Children should never be left unattended in a vehicle, even for a short time. Temperatures inside of a car can become deadly when the vehicle is parked. In some cases, temperatures may rise by 20 degrees in only 10 minutes. As a result, a child that is left inside of a car can suffer from heat stroke or worse. Children should be taught that cars are not toys, and they should not be allowed to play inside of, or near them. When allowed to play inside or near a car, children run the risk of being backed over or they may be trapped inside of a roll away vehicle. To reduce the risk of backing up over a child, drivers should not rely on their rear view mirror. Small children will not be visible in the mirrors, so it is advisable that drivers get out of the car and physically look before backing up.

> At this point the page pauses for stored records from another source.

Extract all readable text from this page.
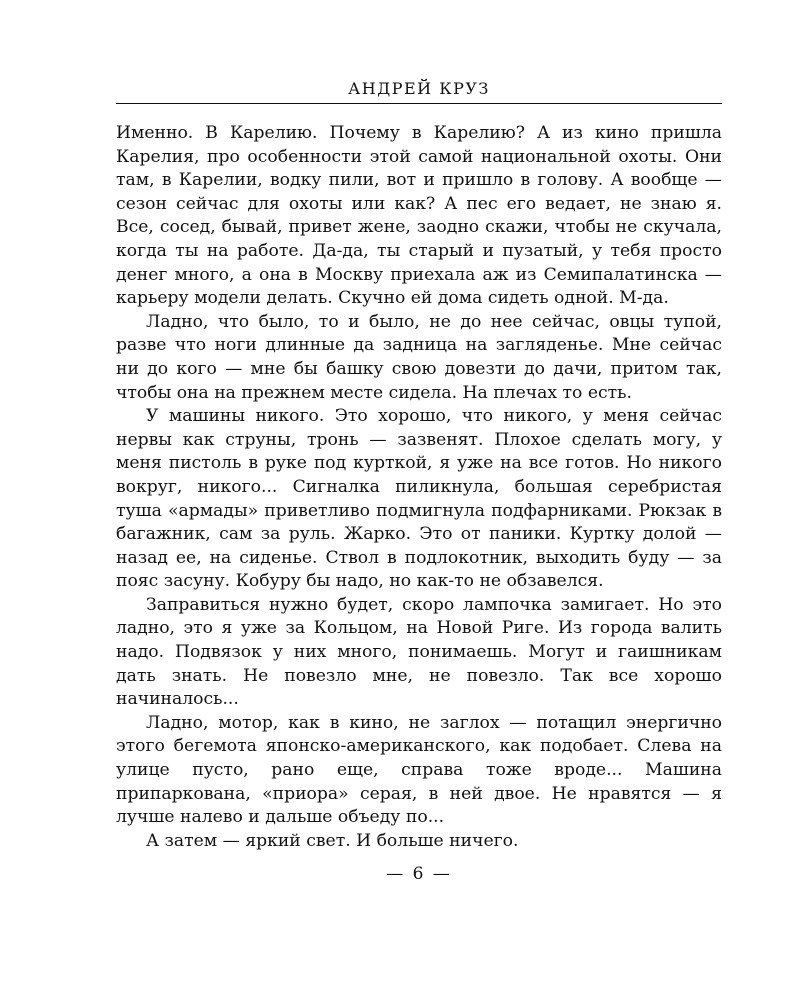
АНДРЕЙ КРУЗ

Именно. В Карелию. Почему в Карелию? А из кино пришла Карелия, про особенности этой самой национальной охоты. Они там, в Карелии, водку пили, вот и пришло в голову. А вообще — сезон сейчас для охоты или как? А пес его ведает, не знаю я. Все, сосед, бывай, привет жене, заодно скажи, чтобы не скучала, когда ты на работе. Да-да, ты старый и пузатый, у тебя просто денег много, а она в Москву приехала аж из Семипалатинска — карьеру модели делать. Скучно ей дома сидеть одной. М-да.

Ладно, что было, то и было, не до нее сейчас, овцы тупой, разве что ноги длинные да задница на загляденье. Мне сейчас ни до кого — мне бы башку свою довезти до дачи, притом так, чтобы она на прежнем месте сидела. На плечах то есть.

У машины никого. Это хорошо, что никого, у меня сейчас нервы как струны, тронь — зазвенят. Плохое сделать могу, у меня пистоль в руке под курткой, я уже на все готов. Но никого вокруг, никого... Сигналка пиликнула, большая серебристая туша «армады» приветливо подмигнула подфарниками. Рюкзак в багажник, сам за руль. Жарко. Это от паники. Куртку долой — назад ее, на сиденье. Ствол в подлокотник, выходить буду — за пояс засуну. Кобуру бы надо, но как-то не обзавелся.

Заправиться нужно будет, скоро лампочка замигает. Но это ладно, это я уже за Кольцом, на Новой Риге. Из города валить надо. Подвязок у них много, понимаешь. Могут и гаишникам дать знать. Не повезло мне, не повезло. Так все хорошо начиналось...

Ладно, мотор, как в кино, не заглох — потащил энергично этого бегемота японско-американского, как подобает. Слева на улице пусто, рано еще, справа тоже вроде... Машина припаркована, «приора» серая, в ней двое. Не нравятся — я лучше налево и дальше объеду по...

А затем — яркий свет. И больше ничего.

— 6 —
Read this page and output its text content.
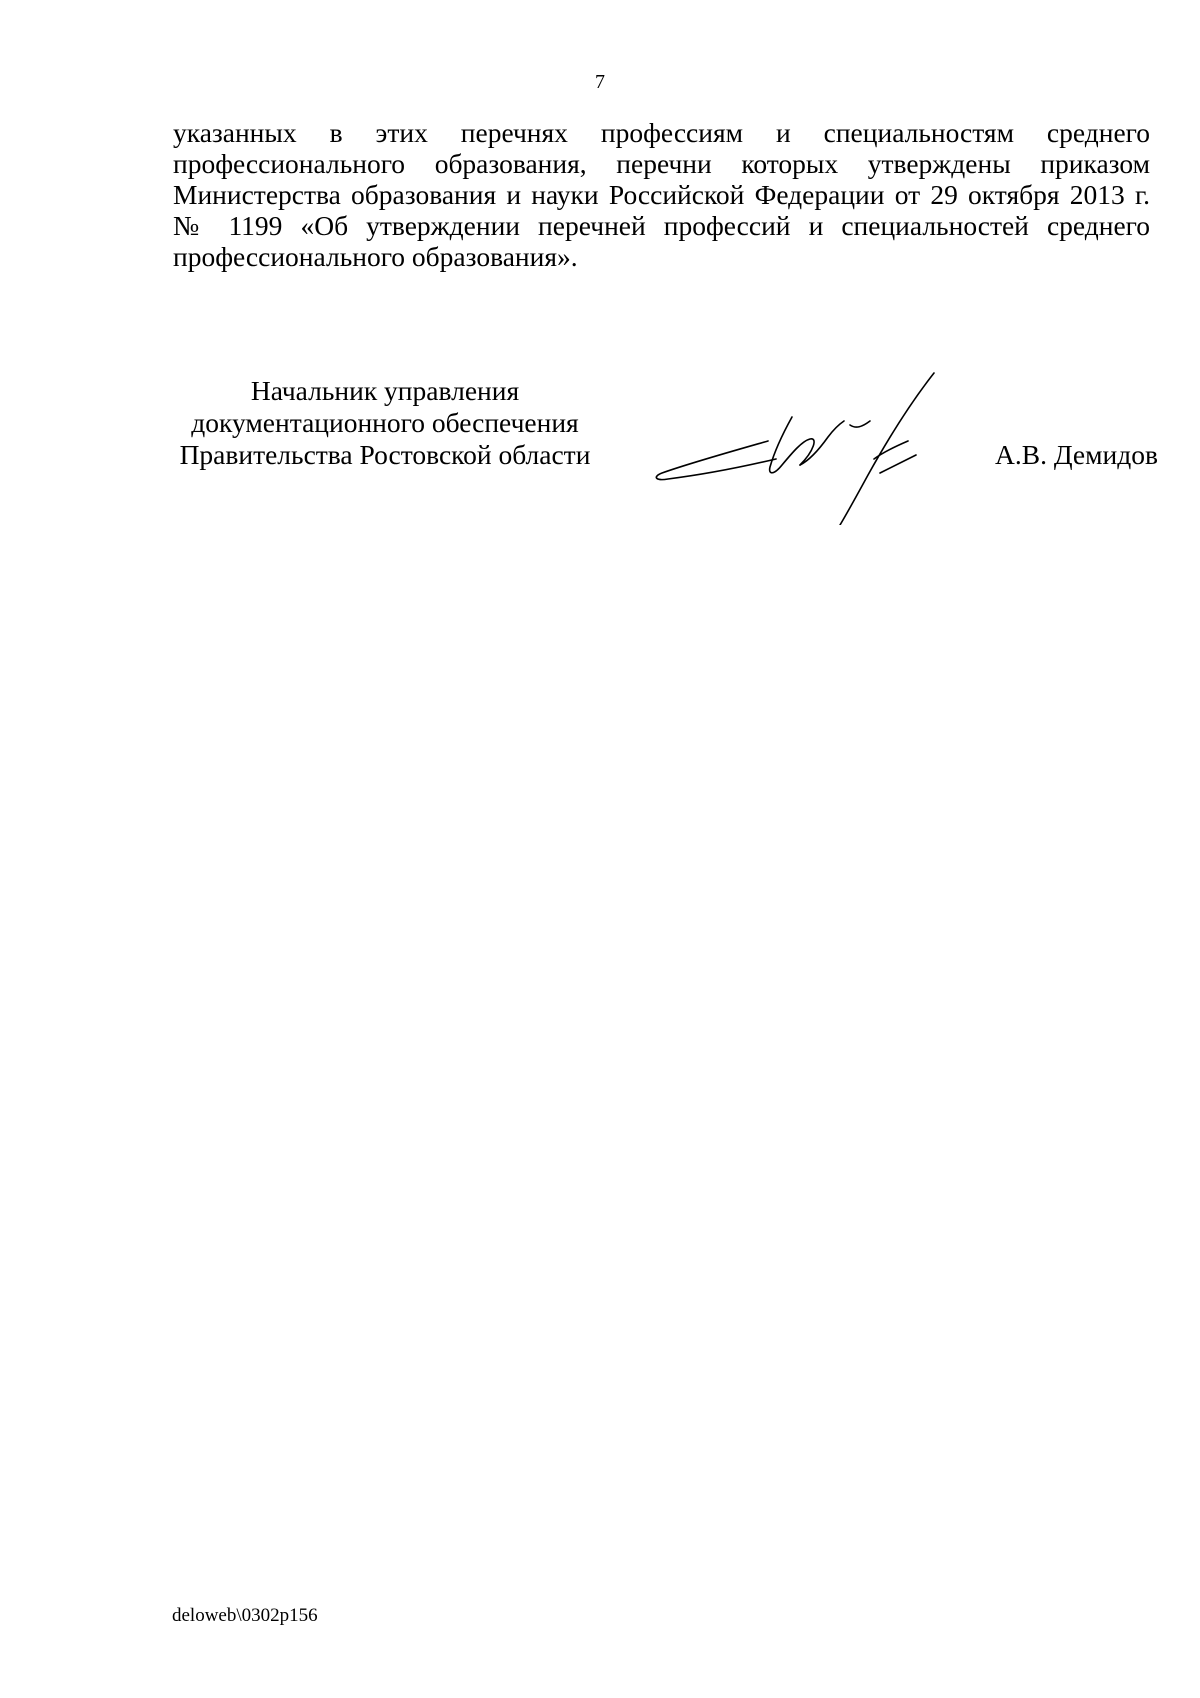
7
указанных в этих перечнях профессиям и специальностям среднего
профессионального образования, перечни которых утверждены приказом
Министерства образования и науки Российской Федерации от 29 октября 2013 г.
№ 1199 «Об утверждении перечней профессий и специальностей среднего
профессионального образования».
Начальник управления
документационного обеспечения
Правительства Ростовской области	А.В. Демидов
deloweb\0302p156
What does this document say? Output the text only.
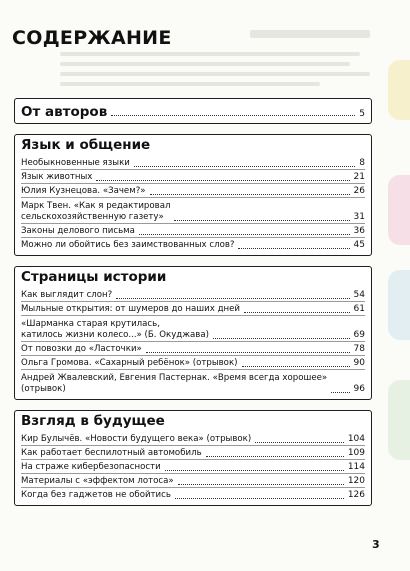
СОДЕРЖАНИЕ
От авторов	5
Язык и общение
Необыкновенные языки	8
Язык животных	21
Юлия Кузнецова. «Зачем?»	26
Марк Твен. «Как я редактировал
сельскохозяйственную газету»	31
Законы делового письма	36
Можно ли обойтись без заимствованных слов?	45
Страницы истории
Как выглядит слон?	54
Мыльные открытия: от шумеров до наших дней	61
«Шарманка старая крутилась,
катилось жизни колесо...» (Б. Окуджава)	69
От повозки до «Ласточки»	78
Ольга Громова. «Сахарный ребёнок» (отрывок)	90
Андрей Жвалевский, Евгения Пастернак. «Время всегда хорошее»
(отрывок)	96
Взгляд в будущее
Кир Булычёв. «Новости будущего века» (отрывок)	104
Как работает беспилотный автомобиль	109
На страже кибербезопасности	114
Материалы с «эффектом лотоса»	120
Когда без гаджетов не обойтись	126
3
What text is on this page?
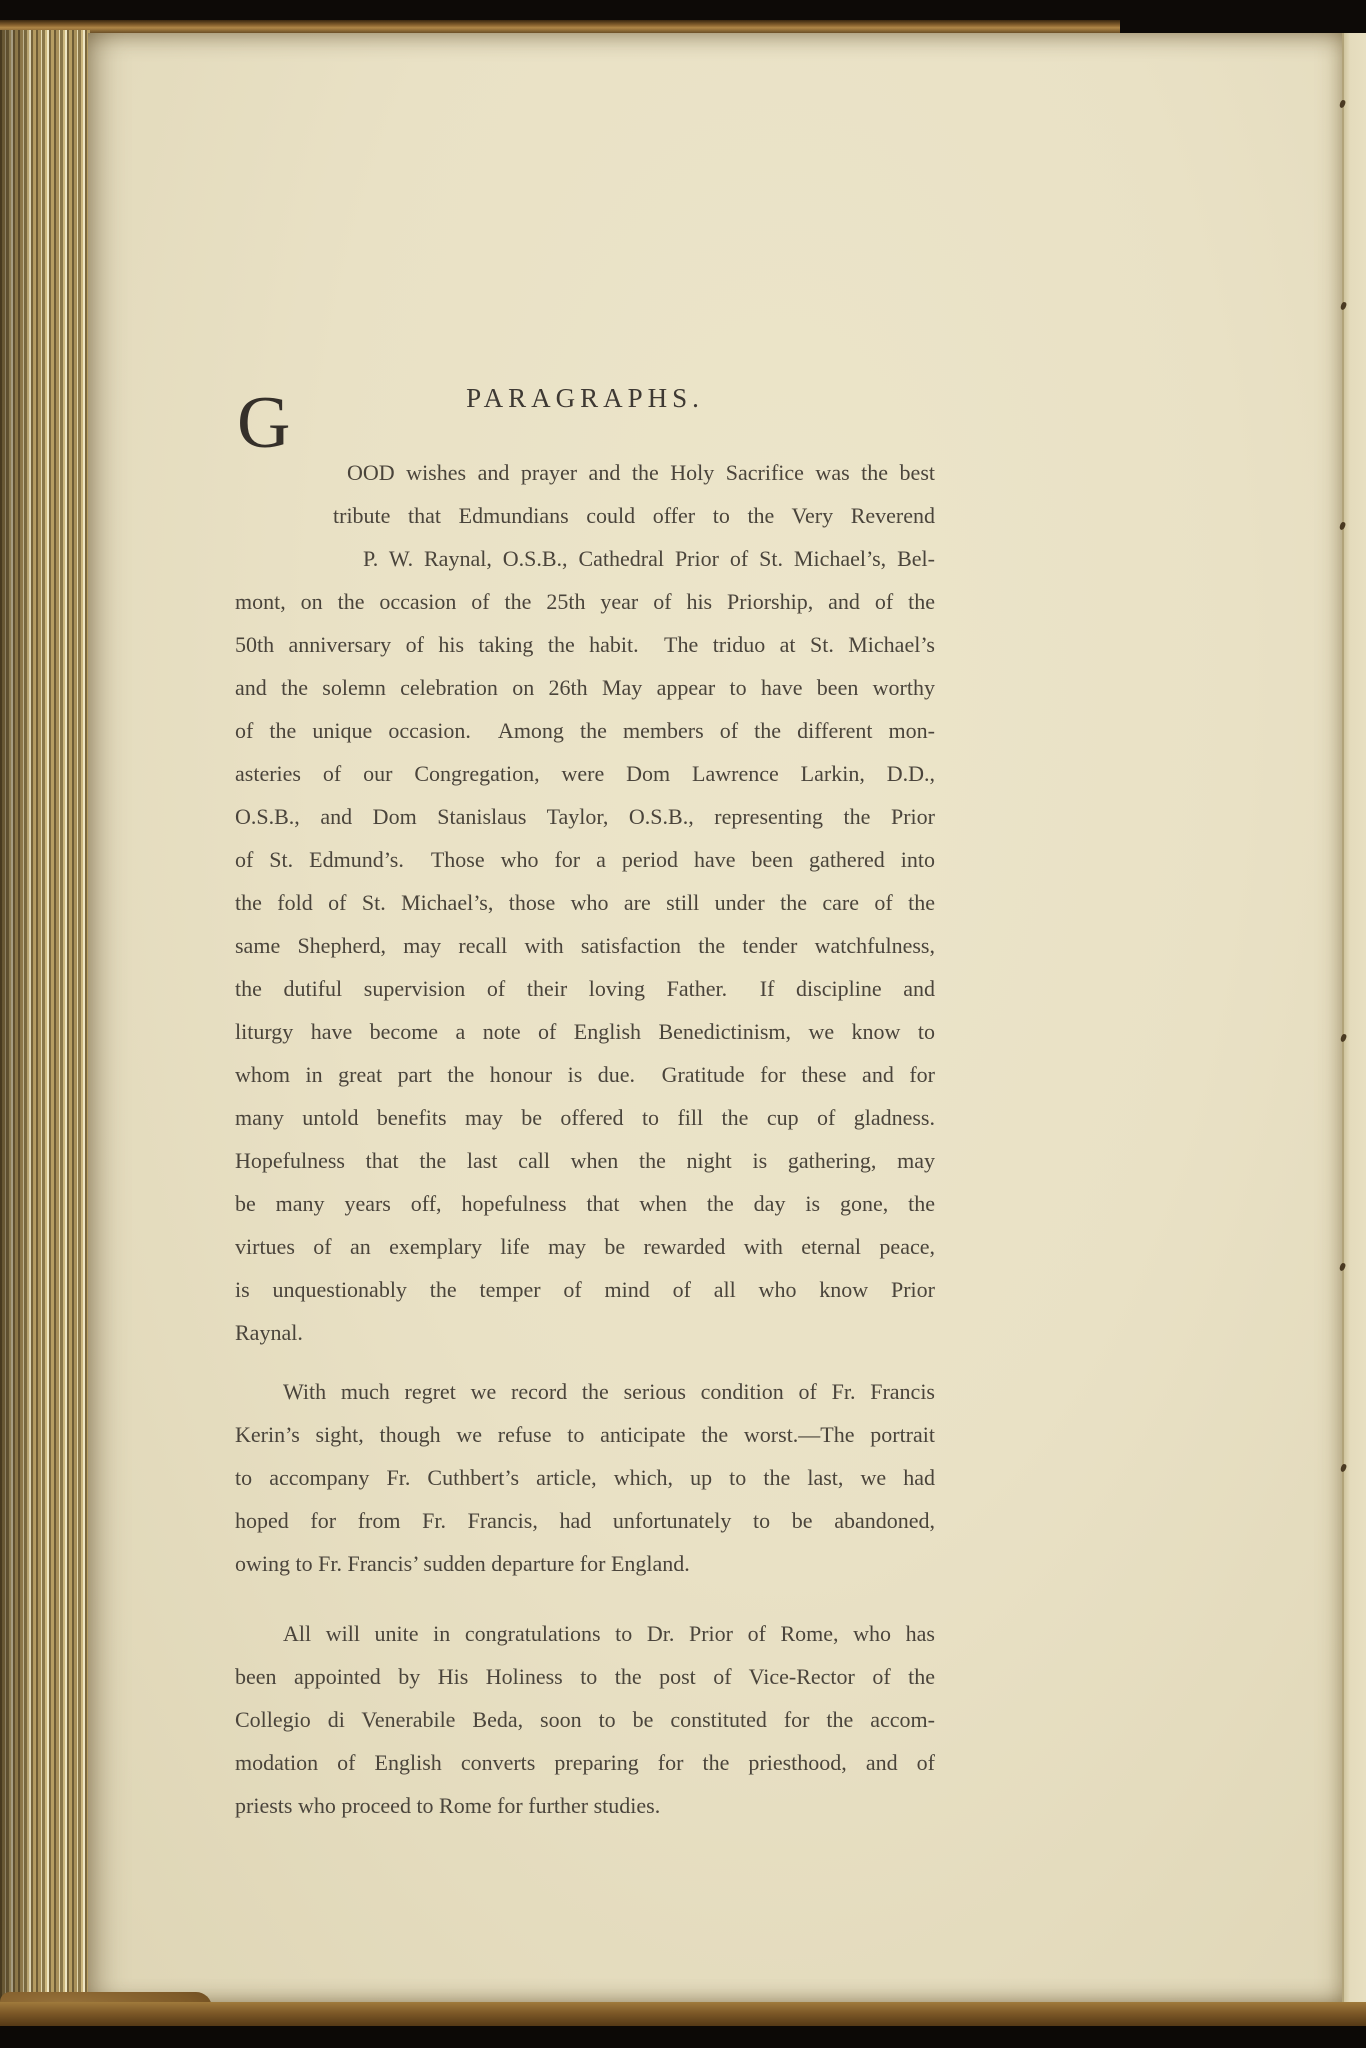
PARAGRAPHS.
OOD wishes and prayer and the Holy Sacrifice was the best
tribute that Edmundians could offer to the Very Reverend
P. W. Raynal, O.S.B., Cathedral Prior of St. Michael’s, Bel-
mont, on the occasion of the 25th year of his Priorship, and of the
50th anniversary of his taking the habit.  The triduo at St. Michael’s
and the solemn celebration on 26th May appear to have been worthy
of the unique occasion.  Among the members of the different mon-
asteries of our Congregation, were Dom Lawrence Larkin, D.D.,
O.S.B., and Dom Stanislaus Taylor, O.S.B., representing the Prior
of St. Edmund’s.  Those who for a period have been gathered into
the fold of St. Michael’s, those who are still under the care of the
same Shepherd, may recall with satisfaction the tender watchfulness,
the dutiful supervision of their loving Father.  If discipline and
liturgy have become a note of English Benedictinism, we know to
whom in great part the honour is due.  Gratitude for these and for
many untold benefits may be offered to fill the cup of gladness.
Hopefulness that the last call when the night is gathering, may
be many years off, hopefulness that when the day is gone, the
virtues of an exemplary life may be rewarded with eternal peace,
is unquestionably the temper of mind of all who know Prior
Raynal.
G
With much regret we record the serious condition of Fr. Francis
Kerin’s sight, though we refuse to anticipate the worst.—The portrait
to accompany Fr. Cuthbert’s article, which, up to the last, we had
hoped for from Fr. Francis, had unfortunately to be abandoned,
owing to Fr. Francis’ sudden departure for England.
All will unite in congratulations to Dr. Prior of Rome, who has
been appointed by His Holiness to the post of Vice-Rector of the
Collegio di Venerabile Beda, soon to be constituted for the accom-
modation of English converts preparing for the priesthood, and of
priests who proceed to Rome for further studies.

As a teen there are new dangers associated with cars. When driving, a teen must be alert and aware at all times. This means staying away from drugs or alcohol, not driving while tired, and avoiding distractions in the car. Teens should never talk on the cellphone while driving, which is illegal in many states, and avoid texting while behind the wheel. Passengers can also prove to be a distraction, and the number of people allowed to ride in the car with a new driver should be kept to a minimum.